You can sidestep most of these risks with some simple router maintenance. One day a year is all it takes to stay secure, says Brian Contos, chief security officer at Phosphorus Cybersecurity.
“Maybe on April Fool’s Day every year I'm going to take a look and see if there’re any updates or changes that I need to worry about because the risks on the back end of not doing anything are actually growing,“ Contos said.
Here's your checklist for home router upkeep.
Set a strong password
Your router likely came with a default password. If you don’t change it to something distinct, hackers can punch it in remotely and access your network.
If you bought your own router, it probably came with a companion app where you can reset the password.
If you’re renting from your internet service provider, you can still change your password online. Find the IP address printed somewhere on your router, its packaging or its manual. (It will be a set of four numbers separated by periods.) Type the IP address into the search bar of your internet browser and hit go. That should take you to a page where you can choose to set a new password.
Go with a strong password you haven’t used anywhere else. Strong passwords have at least 12 characters as well as some numbers and special symbols, and they don’t connect directly to some easily-guessable aspect of your life. (So no pets’ names. And “password123” is off limits forever.)
Last, record the unique password somewhere secure - we recommend using a password manager like Dashlane, LastPass or 1Password. No need to rotate the password often, Contos said. Once a year is plenty.
Update the software
The software that runs on your router is called “firmware”, and it needs updates just like the operating system on your smartphone.
If your router allows for automatic updates, turn those on. That way, you don’t have to keep tabs on new updates, which are generally chock-full of security fixes that keep bad actors out.
Otherwise, you should find updates in the same place you went to reset your password.
Consider an upgrade - or get your own router
If your router is more than three or four years old, it’s probably time for a new one, Contos said. New systems come with better encryption options - which hide your traffic from snooping eyes - more secure radio frequencies for your wi-fi to travel on and easier management tools, he said.
Your old system also could be a liability. In the worst cases, the hardware is no longer supported, Contos said, which means it no longer gets essential security updates.
For the best value and security, consider investing in your own router rather than renting from your internet service provider, he added. A router from an electronics store should come with extra security features as well as an easier interface for updating passwords and software, if updates aren't totally automatic.
Don’t reveal personal details in your network name
Leave last names, home addresses, apartment numbers and phone numbers out of your SSID, which is the network name you see when you connect to your wi-fi. That gives strangers more information than they need, Contos said.
At the same time, don’t keep the network name that comes with your router, especially if it reveals the device’s model and manufacturer. If hackers are trying to identify routers with outdated software or particular default passwords, this makes their job easier.

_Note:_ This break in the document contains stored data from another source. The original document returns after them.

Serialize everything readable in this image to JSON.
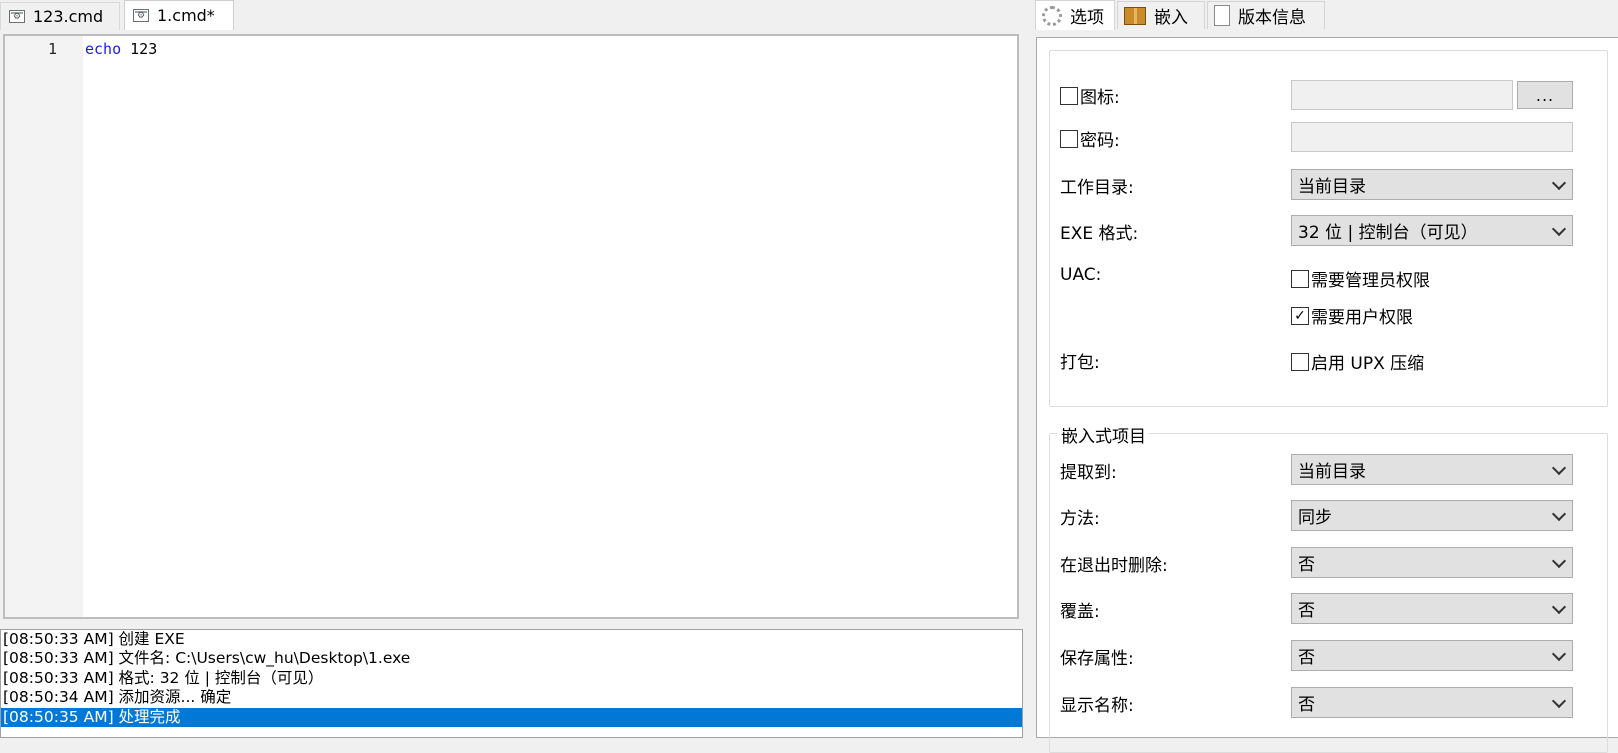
{
  "editor_tabs": [
    {
      "label": "123.cmd"
    },
    {
      "label": "1.cmd*"
    }
  ],
  "editor": {
    "line_number": "1",
    "keyword": "echo",
    "argument": " 123"
  },
  "log": [
    "[08:50:33 AM] 创建 EXE",
    "[08:50:33 AM] 文件名: C:\\Users\\cw_hu\\Desktop\\1.exe",
    "[08:50:33 AM] 格式: 32 位 | 控制台（可见）",
    "[08:50:34 AM] 添加资源... 确定",
    "[08:50:35 AM] 处理完成"
  ],
  "right_tabs": [
    {
      "label": "选项",
      "icon": "gear-icon"
    },
    {
      "label": "嵌入",
      "icon": "package-icon"
    },
    {
      "label": "版本信息",
      "icon": "document-icon"
    }
  ],
  "options": {
    "icon_label": "图标:",
    "browse_label": "...",
    "password_label": "密码:",
    "workdir_label": "工作目录:",
    "workdir_value": "当前目录",
    "exe_format_label": "EXE 格式:",
    "exe_format_value": "32 位 | 控制台（可见）",
    "uac_label": "UAC:",
    "uac_admin_label": "需要管理员权限",
    "uac_user_label": "需要用户权限",
    "pack_label": "打包:",
    "upx_label": "启用 UPX 压缩"
  },
  "embedded": {
    "legend": "嵌入式项目",
    "extract_label": "提取到:",
    "extract_value": "当前目录",
    "method_label": "方法:",
    "method_value": "同步",
    "delete_label": "在退出时删除:",
    "delete_value": "否",
    "overwrite_label": "覆盖:",
    "overwrite_value": "否",
    "keep_attr_label": "保存属性:",
    "keep_attr_value": "否",
    "show_name_label": "显示名称:",
    "show_name_value": "否"
  },
  "checkbox_states": {
    "icon": false,
    "password": false,
    "uac_admin": false,
    "uac_user": true,
    "upx": false
  },
  "colors": {
    "keyword": "#1a1aff",
    "log_selection": "#0078d7"
  }
}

Don’t forget your other connected devices
Your router is the gateway to your home network, but beyond it lie a bunch of other connected gadgets that are potential vectors for cyberattacks, Ramzan said. His company’s metrics indicate that people have an average of 50 connected devices in their homes.
Choose distinct passwords for all your password-protected devices, check regularly for software updates and be wary when buying from manufacturers you aren’t familiar with. With a few extra checks, you can keep your router and other devices cybercrime-free.